Probabilistic data is motivated by the need to model uncertainty in large databases. Over the last twenty years or so, both the Database community and the Al community have studied various aspects of probabilistic relational data. Query Processing on Probabilistic Data: A Survey presents the main approaches developed in the literature, reconciling concepts developed in parallel by the two research communities. It starts with an extensive discussion of the main probabilistic data models and their relationships, followed by a brief overview of model counting and its relationship to probabilistic data. The monograph proceeds to discuss lifted probabilistic inference, a suite of techniques developed in parallel by the Database and Al communities for probabilistic query evaluation. It then provides a summary of query compilation, presenting some theoretical results highlighting limitations of various query evaluation techniques on probabilistic data. It ends with a brief discussion of some popular probabilistic data sets, systems, and applications that build on this technology.

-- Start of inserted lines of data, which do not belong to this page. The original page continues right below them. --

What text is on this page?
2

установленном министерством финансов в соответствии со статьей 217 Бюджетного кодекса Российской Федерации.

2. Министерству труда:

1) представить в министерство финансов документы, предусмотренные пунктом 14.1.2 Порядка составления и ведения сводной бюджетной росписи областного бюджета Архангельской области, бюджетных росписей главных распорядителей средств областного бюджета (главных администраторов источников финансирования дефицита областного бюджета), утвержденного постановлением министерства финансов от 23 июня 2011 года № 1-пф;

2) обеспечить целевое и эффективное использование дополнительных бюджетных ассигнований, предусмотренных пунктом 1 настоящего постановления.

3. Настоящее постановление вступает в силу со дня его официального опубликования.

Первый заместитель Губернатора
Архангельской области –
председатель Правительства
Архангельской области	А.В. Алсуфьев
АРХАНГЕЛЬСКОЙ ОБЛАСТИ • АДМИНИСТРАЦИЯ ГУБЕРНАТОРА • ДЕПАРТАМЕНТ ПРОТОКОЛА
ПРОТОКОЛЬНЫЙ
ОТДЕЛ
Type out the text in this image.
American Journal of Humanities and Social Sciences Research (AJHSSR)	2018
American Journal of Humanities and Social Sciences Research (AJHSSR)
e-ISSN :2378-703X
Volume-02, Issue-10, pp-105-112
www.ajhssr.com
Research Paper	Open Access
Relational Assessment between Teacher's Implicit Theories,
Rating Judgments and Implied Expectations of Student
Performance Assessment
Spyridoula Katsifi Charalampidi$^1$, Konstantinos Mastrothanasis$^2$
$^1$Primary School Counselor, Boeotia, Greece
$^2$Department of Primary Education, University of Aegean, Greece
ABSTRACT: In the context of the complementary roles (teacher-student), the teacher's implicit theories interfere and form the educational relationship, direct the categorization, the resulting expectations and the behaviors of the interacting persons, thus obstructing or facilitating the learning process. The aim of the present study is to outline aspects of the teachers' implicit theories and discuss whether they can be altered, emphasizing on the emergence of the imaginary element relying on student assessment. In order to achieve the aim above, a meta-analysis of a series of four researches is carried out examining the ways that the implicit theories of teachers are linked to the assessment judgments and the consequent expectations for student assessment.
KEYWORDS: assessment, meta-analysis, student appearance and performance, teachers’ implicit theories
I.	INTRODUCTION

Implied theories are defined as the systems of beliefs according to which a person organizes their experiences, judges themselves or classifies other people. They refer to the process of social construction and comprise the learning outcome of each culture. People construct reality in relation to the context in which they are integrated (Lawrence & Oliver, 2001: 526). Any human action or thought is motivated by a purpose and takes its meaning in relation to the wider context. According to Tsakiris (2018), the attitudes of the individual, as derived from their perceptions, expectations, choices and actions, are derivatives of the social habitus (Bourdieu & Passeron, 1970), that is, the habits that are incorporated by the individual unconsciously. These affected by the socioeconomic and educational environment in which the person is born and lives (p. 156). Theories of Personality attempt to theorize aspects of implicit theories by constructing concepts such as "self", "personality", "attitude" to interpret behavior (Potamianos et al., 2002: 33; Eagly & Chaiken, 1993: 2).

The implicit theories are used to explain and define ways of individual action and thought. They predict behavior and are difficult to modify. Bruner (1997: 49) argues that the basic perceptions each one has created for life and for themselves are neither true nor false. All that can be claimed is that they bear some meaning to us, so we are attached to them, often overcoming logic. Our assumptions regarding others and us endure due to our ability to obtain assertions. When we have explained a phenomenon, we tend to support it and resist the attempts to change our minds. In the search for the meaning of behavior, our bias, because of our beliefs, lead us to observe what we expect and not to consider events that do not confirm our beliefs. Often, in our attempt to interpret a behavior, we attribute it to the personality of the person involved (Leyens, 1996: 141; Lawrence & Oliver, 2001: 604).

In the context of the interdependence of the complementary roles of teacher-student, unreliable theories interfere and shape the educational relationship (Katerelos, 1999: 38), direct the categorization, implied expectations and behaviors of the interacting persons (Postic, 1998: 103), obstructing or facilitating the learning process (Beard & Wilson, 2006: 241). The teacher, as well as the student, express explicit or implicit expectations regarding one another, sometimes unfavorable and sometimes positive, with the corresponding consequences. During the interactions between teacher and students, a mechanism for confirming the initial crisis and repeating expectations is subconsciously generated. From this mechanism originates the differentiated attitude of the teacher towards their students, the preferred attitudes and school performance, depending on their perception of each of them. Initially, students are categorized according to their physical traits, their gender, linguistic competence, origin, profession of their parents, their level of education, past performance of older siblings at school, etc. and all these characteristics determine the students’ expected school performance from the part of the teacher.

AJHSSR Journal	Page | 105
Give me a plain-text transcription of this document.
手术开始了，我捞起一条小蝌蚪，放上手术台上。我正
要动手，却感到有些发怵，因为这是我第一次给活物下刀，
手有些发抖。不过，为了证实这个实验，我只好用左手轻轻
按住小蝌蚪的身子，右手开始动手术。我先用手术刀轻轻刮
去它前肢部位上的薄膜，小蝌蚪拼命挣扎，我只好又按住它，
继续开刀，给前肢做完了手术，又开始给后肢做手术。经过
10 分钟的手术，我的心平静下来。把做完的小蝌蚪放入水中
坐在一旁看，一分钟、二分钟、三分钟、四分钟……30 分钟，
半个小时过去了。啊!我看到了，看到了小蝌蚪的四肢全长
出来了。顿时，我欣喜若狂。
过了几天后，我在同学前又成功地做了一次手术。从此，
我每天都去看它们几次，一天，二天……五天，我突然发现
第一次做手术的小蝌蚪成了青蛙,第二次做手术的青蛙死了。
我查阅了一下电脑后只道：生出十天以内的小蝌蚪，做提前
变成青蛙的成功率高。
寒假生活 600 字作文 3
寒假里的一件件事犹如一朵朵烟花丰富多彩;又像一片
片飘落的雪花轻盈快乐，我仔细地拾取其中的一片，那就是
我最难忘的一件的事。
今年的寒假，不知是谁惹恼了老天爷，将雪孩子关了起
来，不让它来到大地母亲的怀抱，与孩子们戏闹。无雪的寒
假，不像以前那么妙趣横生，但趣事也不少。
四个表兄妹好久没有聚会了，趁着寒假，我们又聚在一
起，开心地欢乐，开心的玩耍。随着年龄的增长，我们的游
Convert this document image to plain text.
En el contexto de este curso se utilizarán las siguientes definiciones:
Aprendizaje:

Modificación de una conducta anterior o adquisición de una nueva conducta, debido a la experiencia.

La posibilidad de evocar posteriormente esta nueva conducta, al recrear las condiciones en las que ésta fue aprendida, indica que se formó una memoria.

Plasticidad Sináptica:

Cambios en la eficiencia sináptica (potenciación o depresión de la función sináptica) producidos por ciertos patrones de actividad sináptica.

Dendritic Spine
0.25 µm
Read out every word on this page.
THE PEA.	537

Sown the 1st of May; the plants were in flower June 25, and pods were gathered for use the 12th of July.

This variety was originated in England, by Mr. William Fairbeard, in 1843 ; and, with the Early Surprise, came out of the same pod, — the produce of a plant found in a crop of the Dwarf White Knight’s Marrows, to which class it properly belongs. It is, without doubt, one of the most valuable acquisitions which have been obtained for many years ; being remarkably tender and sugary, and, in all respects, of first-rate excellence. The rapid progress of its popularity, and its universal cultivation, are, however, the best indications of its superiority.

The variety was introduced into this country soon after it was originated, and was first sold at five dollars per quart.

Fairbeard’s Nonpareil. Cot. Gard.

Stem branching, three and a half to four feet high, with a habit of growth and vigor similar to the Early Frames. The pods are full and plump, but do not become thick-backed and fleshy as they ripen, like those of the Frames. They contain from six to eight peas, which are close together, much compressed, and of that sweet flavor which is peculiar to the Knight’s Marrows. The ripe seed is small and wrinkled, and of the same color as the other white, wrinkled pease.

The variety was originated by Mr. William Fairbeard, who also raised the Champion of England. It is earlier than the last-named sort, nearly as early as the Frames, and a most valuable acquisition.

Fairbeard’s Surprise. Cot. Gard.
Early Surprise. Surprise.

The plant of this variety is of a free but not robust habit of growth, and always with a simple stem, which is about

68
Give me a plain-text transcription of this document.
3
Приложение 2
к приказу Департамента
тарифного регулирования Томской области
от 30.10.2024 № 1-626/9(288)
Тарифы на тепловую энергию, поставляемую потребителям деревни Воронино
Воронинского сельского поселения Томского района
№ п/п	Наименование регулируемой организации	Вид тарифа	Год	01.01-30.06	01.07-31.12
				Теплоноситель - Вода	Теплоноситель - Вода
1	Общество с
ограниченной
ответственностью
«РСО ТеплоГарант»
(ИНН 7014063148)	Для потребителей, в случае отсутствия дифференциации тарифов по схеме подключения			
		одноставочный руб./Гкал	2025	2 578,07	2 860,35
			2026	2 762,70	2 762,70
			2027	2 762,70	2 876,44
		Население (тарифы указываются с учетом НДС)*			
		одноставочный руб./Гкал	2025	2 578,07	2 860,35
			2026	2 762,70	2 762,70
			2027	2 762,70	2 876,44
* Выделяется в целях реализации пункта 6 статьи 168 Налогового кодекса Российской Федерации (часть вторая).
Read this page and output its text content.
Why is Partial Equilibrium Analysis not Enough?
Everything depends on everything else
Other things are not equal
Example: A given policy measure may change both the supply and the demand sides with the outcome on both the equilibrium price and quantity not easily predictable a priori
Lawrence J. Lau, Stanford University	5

Algorithmic Aspects of Parallel Data Processing

by Paraschos Koutris, Semih Salihoglu, and Dan Suciu

Published 22 February 2018

The last decade has seen a huge and growing interest in processing large data sets on large distributed clusters. This trend began with the MapReduce framework, and has been widely adopted by several other systems, including PigLatin, Hive, Scope, Dremmel, Spark and Myria to name a few. While the applications of such systems are diverse (for example, machine learning, data analytics), most involve relatively standard data processing tasks like identifying relevant data, cleaning, filtering, joining, grouping, transforming, extracting features, and evaluating results. This has generated great interest in the study of algorithms for data processing on large distributed clusters. Algorithmic Aspects of Parallel Data Processing discusses recent algorithmic developments for distributed data processing. It uses a theoretical model of parallel processing called the Massively Parallel Computation (MPC) model, which is a simplification of the BSP model where the only cost is given by the amount of communication and the number of communication rounds. The survey studies several algorithms for multi-join queries, sorting, and matrix multiplication. It discusses their relationships and common techniques applied across the different data processing tasks.

Modern Datalog Engines

by Bas Ketsman and Paraschos Koutris

Published 29 June 2022

Recent years have seen a resurgence of interest in Datalog from both the industry and research community. Datalog is a declarative query language that extends relational algebra with recursion. It is used to express a wide spectrum of modern data management tasks such as data integration, declarative networking, graph analysis, business analytics, and program analysis. The result of this long line of research is a plethora of Datalog engines that support different variants of Datalog, and have different technical specifications and capabilities. In this monograph, the authors provide an overview of the architecture and technical characteristics of the various Datalog engines. They identify common architectural decisions and evaluation methods as well as data structures and layouts used to speed up the query execution. They also discuss the ways in which Datalog engines differ when they specialize to workloads with different characteristics. A particular focus of this monograph is how modern Datalog engines scale to massively parallel environments, which is necessary to support the processing of very large datasets. The authors conclude with opportunities for future research directions and new possible applications for Datalog engines.